Hilary Potton was strong-featured with thick, carefully shaped eyebrows and black hair cut fashionably short, the kind of woman to whom the words “striking” and “handsome” rather than “beautiful” would be applied. The blue Allinstore tabard didn’t do her any favours, but in a suit or well-cut leisurewear she would have looked very good.
There was only one customer in front of her before Carole, angling herself awkwardly around a pillar, had a little moment of panic. What was she going to say to this woman? What possible advance in her tenuous murder investigation did she hope she was going to achieve? Jude should have come; she’d be much better at creating a conversational bond. Why on earth had Carole decided to come to Allinstore in the first place?
Of course it didn’t matter. If she made her purchases without a word being exchanged, nobody would think anything odd.

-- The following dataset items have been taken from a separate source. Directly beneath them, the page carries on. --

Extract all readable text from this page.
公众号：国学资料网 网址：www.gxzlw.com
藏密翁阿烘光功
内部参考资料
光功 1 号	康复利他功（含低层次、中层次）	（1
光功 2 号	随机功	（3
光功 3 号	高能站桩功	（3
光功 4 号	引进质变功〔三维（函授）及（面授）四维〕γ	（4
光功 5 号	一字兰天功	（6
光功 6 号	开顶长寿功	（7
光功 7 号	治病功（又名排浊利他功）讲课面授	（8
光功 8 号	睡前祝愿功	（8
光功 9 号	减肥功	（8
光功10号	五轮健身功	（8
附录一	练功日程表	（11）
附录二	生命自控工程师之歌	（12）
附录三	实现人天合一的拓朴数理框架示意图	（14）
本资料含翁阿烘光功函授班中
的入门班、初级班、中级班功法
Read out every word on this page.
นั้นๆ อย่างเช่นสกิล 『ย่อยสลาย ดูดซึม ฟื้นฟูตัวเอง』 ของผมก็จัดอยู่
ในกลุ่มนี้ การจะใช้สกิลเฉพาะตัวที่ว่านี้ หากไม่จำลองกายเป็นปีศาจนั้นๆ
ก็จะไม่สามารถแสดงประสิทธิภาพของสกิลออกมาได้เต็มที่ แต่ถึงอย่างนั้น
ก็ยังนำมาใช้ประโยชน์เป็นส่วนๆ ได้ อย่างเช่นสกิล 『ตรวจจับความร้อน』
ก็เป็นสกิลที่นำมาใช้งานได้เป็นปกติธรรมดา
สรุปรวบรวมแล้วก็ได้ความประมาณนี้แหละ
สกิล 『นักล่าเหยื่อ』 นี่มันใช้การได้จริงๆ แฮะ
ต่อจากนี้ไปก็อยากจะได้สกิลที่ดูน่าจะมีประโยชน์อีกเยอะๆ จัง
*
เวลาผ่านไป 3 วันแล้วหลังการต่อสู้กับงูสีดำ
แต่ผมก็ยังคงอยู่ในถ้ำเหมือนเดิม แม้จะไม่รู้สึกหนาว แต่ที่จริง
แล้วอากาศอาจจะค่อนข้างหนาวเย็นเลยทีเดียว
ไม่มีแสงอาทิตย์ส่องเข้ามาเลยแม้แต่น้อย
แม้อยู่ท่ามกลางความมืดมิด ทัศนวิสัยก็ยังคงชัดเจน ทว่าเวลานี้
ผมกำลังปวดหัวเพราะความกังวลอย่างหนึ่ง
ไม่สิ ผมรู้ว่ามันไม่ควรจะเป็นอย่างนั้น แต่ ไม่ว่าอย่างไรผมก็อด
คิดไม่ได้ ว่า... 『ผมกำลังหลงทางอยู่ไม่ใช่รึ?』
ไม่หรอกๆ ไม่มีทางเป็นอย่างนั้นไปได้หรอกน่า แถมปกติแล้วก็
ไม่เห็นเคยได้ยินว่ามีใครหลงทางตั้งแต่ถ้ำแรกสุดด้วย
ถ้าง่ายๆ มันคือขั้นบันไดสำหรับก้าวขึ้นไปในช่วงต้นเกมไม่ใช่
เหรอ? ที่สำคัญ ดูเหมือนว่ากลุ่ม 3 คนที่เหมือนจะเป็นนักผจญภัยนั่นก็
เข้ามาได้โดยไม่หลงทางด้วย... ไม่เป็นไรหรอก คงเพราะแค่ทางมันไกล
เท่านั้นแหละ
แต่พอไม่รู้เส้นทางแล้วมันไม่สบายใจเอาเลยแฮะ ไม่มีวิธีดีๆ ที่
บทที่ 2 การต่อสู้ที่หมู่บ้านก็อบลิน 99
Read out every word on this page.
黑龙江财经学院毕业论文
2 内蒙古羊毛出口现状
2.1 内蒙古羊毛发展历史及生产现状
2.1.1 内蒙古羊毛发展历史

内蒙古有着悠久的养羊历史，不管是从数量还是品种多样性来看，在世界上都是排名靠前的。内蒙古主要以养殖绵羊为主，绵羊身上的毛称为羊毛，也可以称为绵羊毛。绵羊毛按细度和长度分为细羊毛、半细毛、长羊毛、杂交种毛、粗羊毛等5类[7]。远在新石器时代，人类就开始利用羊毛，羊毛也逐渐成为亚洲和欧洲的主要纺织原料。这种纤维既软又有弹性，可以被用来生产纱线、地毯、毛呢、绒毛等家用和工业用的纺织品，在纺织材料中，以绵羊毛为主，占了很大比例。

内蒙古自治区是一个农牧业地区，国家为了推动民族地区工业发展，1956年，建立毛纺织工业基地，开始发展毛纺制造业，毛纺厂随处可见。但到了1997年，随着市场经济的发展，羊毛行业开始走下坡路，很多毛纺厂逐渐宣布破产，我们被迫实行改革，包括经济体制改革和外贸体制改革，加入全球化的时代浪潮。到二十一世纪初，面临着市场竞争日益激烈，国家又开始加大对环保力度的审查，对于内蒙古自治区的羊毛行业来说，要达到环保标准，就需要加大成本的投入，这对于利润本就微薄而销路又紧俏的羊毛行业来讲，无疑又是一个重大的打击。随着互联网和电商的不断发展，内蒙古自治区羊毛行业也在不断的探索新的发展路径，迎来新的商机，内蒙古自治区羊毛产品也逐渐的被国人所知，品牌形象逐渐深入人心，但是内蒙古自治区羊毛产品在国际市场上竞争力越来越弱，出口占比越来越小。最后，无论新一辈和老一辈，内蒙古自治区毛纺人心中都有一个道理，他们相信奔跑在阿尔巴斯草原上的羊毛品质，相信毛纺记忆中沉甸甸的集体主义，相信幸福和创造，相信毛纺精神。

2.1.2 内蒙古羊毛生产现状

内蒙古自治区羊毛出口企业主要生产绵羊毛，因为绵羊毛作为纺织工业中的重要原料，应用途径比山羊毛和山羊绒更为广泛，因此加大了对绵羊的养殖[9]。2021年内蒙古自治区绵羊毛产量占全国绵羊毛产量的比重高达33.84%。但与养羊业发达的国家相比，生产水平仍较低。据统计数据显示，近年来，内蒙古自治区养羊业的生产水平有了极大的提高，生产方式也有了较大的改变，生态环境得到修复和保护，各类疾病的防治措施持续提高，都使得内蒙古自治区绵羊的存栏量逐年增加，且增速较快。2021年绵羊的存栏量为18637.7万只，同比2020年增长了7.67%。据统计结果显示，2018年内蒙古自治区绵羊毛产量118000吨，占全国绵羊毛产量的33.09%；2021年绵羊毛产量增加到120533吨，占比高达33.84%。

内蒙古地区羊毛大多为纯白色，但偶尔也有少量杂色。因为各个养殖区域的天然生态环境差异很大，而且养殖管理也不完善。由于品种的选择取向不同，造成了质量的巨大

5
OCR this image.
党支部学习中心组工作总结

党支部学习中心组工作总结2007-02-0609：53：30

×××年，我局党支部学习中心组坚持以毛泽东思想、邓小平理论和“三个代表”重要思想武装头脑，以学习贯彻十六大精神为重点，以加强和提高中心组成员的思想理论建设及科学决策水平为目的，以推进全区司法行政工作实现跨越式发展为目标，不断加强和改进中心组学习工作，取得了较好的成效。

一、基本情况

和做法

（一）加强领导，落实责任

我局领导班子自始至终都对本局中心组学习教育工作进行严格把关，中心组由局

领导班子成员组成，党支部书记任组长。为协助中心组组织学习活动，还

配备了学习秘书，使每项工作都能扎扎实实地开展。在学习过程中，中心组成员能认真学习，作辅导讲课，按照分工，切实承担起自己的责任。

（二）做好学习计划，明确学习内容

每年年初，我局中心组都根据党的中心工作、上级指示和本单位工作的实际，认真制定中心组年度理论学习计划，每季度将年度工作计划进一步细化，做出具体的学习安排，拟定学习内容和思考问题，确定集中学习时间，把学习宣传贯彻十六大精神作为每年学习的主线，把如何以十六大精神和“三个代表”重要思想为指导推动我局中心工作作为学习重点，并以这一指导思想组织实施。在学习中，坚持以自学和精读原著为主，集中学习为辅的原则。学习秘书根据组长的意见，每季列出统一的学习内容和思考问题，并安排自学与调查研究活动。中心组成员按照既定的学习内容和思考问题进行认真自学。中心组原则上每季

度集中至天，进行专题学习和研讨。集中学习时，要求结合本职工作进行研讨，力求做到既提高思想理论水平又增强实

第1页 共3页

That was why people went into supermarkets. On the other hand, she wouldn’t have any trophy of information to take back in triumph to Jude. And Carole’s hypersensitive nature was beginning to think that Jude was already having the lion’s share of this investigation.
The other customer had left. Carole placed her basket in the bay designed for it and said fatuously, “Just essentials.”
“Ah, but those are the very things that are essential,” Hilary Potton responded.
This was promising. Not only a response, but one with an element of levity in it. Must build on this start.
“Mind you, I can never find all the essentials I need in here.”
The words came out stilted, and Carole regretted them as soon as they were spoken. Criticising the supermarket was probably not the best way of engaging in conversation with one of its employees.
Serendipitously, however, she had managed to say exactly the right thing. “Tell me about it,” said Hilary Potton, raising her eyes to heaven as she scanned Carole’s purchases. “I’m afraid I hardly ever shop here-can never find the stuff I want.”